Roger Willemsen über Guantánamo, das Glück von Abbrüchen, die Geduld der Armen und eine leuchtende Orange im Regen

  • Lesedauer: 16 Min.
Derzeit reist Roger Willemsen durch Deutschland - mit seinem Band »Das Hohe Haus«, einem Tagebuch, gleichsam geschrieben auf der Besuchertribüne des Deutschen Bundestages in Berlin. Ein Porträt aus erhellender Nähe.
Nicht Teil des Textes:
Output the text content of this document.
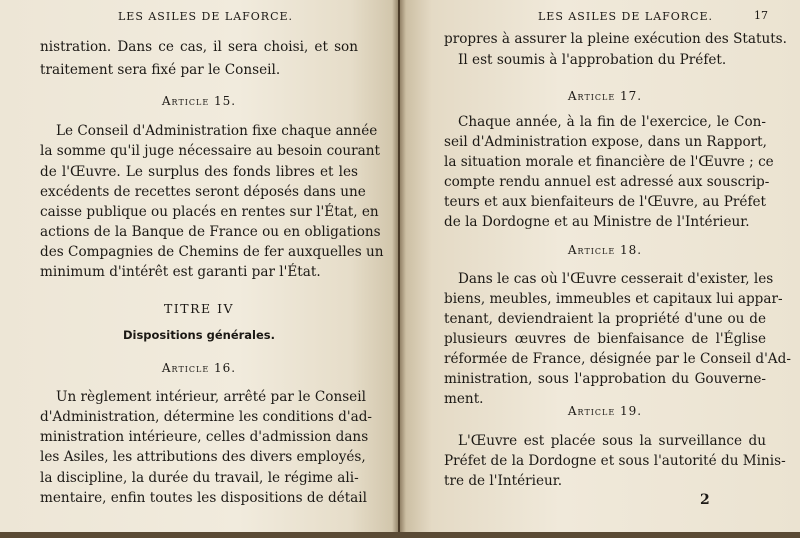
LES ASILES DE LAFORCE.
nistration. Dans ce cas, il sera choisi, et son
traitement sera fixé par le Conseil.
Article 15.
Le Conseil d'Administration fixe chaque année
la somme qu'il juge nécessaire au besoin courant
de l'Œuvre. Le surplus des fonds libres et les
excédents de recettes seront déposés dans une
caisse publique ou placés en rentes sur l'État, en
actions de la Banque de France ou en obligations
des Compagnies de Chemins de fer auxquelles un
minimum d'intérêt est garanti par l'État.
TITRE IV
Dispositions générales.
Article 16.
Un règlement intérieur, arrêté par le Conseil
d'Administration, détermine les conditions d'ad-
ministration intérieure, celles d'admission dans
les Asiles, les attributions des divers employés,
la discipline, la durée du travail, le régime ali-
mentaire, enfin toutes les dispositions de détail
LES ASILES DE LAFORCE.	17
propres à assurer la pleine exécution des Statuts.
Il est soumis à l'approbation du Préfet.
Article 17.
Chaque année, à la fin de l'exercice, le Con-
seil d'Administration expose, dans un Rapport,
la situation morale et financière de l'Œuvre ; ce
compte rendu annuel est adressé aux souscrip-
teurs et aux bienfaiteurs de l'Œuvre, au Préfet
de la Dordogne et au Ministre de l'Intérieur.
Article 18.
Dans le cas où l'Œuvre cesserait d'exister, les
biens, meubles, immeubles et capitaux lui appar-
tenant, deviendraient la propriété d'une ou de
plusieurs œuvres de bienfaisance de l'Église
réformée de France, désignée par le Conseil d'Ad-
ministration, sous l'approbation du Gouverne-
ment.
Article 19.
L'Œuvre est placée sous la surveillance du
Préfet de la Dordogne et sous l'autorité du Minis-
tre de l'Intérieur.
2
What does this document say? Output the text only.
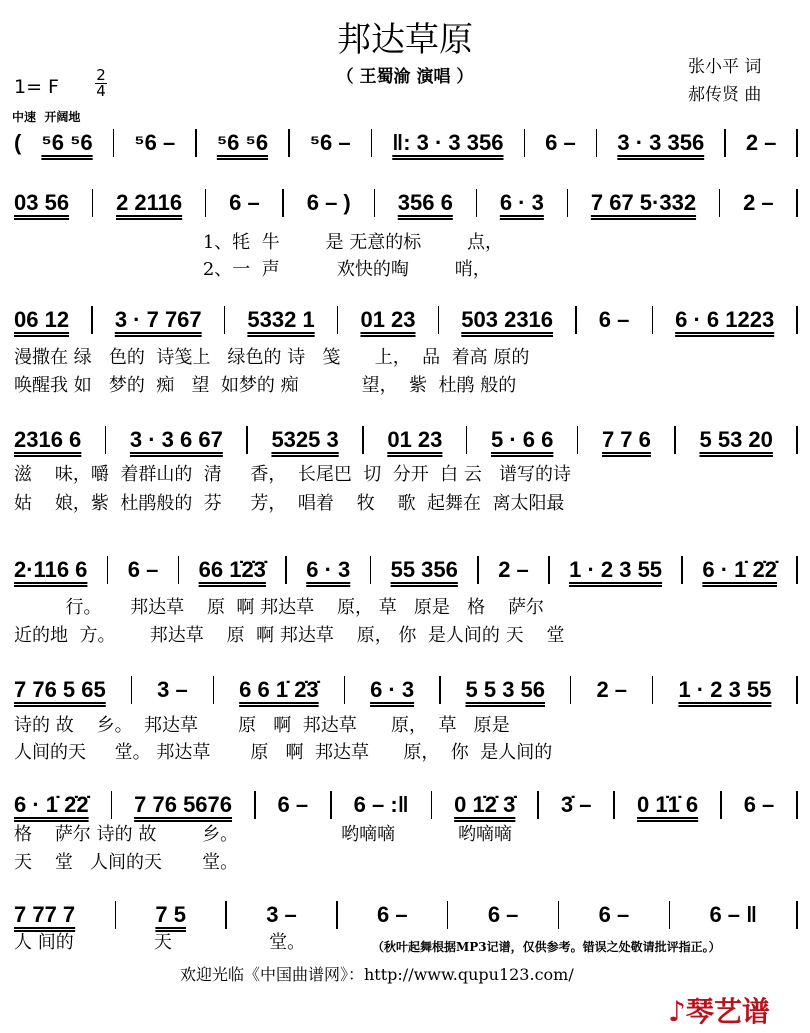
邦达草原
（ 王蜀渝 演唱 ）	张小平 词
郝传贤 曲
1= F $\frac{2}{4}$
中速  开阔地
( ⁵6 ⁵6 ⁵6 – ⁵6 ⁵6 ⁵6 – ‖: 3 · 3 356 6 – 3 · 3 356 2 –
03 56 2 2116 6 – 6 – ) 356 6 6 · 3 7 67 5·332 2 –
06 12 3 · 7 767 5332 1 01 23 503 2316 6 – 6 · 6 1223
2316 6 3 · 3 6 67 5325 3 01 23 5 · 6 6 7 7 6 5 53 20
2·116 6 6 – 66 1̇2̇3̇ 6 · 3 55 356 2 – 1 · 2 3 55 6 · 1̇ 2̇2̇
7 76 5 65 3 – 6 6 1̇ 2̇3̇ 6 · 3 5 5 3 56 2 – 1 · 2 3 55
6 · 1̇ 2̇2̇ 7 76 5676 6 – 6 – :‖ 0 1̇2̇ 3̇ 3̇ – 0 1̇1̇ 6 6 –
7 77 7	7 5	3 –	6 –	6 –	6 –	6 – ‖
1、牦  牛        是 无意的标        点，
2、一  声          欢快的啕        哨，
漫撒在 绿   色的  诗笺上   绿色的 诗   笺      上，  品  着高 原的
唤醒我 如   梦的  痴   望  如梦的 痴           望，  紫  杜鹃 般的
滋    味，嚼  着群山的  清     香，  长尾巴  切  分开  白 云   谱写的诗
姑    娘，紫  杜鹃般的  芬     芳，  唱着    牧    歌  起舞在  离太阳最
行。     邦达草    原  啊 邦达草    原， 草   原是   格    萨尔
近的地  方。      邦达草    原  啊 邦达草    原， 你  是人间的 天    堂
诗的 故    乡。  邦达草       原   啊  邦达草      原，  草   原是
人间的天     堂。 邦达草       原   啊  邦达草      原，  你  是人间的
格    萨尔 诗的 故        乡。                  哟嘀嘀           哟嘀嘀
天    堂   人间的天       堂。
人 间的              天                 堂。	（秋叶起舞根据MP3记谱，仅供参考。错误之处敬请批评指正。）
欢迎光临《中国曲谱网》：http://www.qupu123.com/
♪琴艺谱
Ein Gespräch.

nd: Roger Willemsen, ein Jahr Beobachtungen im Bundestag und dann eine beißend genaue, keinesfalls froh stimmende Bilanz als Buch - was enttäuschte so augenfällig?
Willemsen: Dort, wo ich die Politik unter ihren eigenen Bedingungen glaubte erleben zu können, war sie nur noch schemenhaft zu erkennen. Die Trennlinie zwischen der Rhetorik im Parlament und in einer Talkshow ist oft nicht mehr zu sehen.

Der Publizist Günter Gaus bekannte 2001 so grimmig wie traurig, er sei angesichts des Verkaufs der Politik ans Unterhaltungsfernsehen kein Demokrat mehr. Stehen auch Sie kurz vor diesem Abschied?
Nein. Wahrscheinlich bin ich zu romantisch verblasen, ich hänge wider alle Erfahrung noch immer an der Idee der Mündigkeit.

Was steht ihr im Wege?
Die Demokratie benötigt eine höhere Anstrengung, was ihren Informationswillen angeht. Der Bürger kann in den Abläufen des politischen Geschäfts nicht mehr seine eigenen Interessen identifizieren. Politik ist um die Belange des Ichs herum entkernt. Denn was wird mir angeboten? Wozu Börsennachrichten, in direkter Nähe zur »Tagesschau«? Sie sind ein Beispiel dafür, wie das Fernsehen den Markt verinnerlicht. Sie simulieren Relevanz, verhindern aber nur, wie vieles andere der Nachrichtengebung auch, dass ich mich selber erkenne und daraus mögliche Direktiven für mein Handeln ableiten kann.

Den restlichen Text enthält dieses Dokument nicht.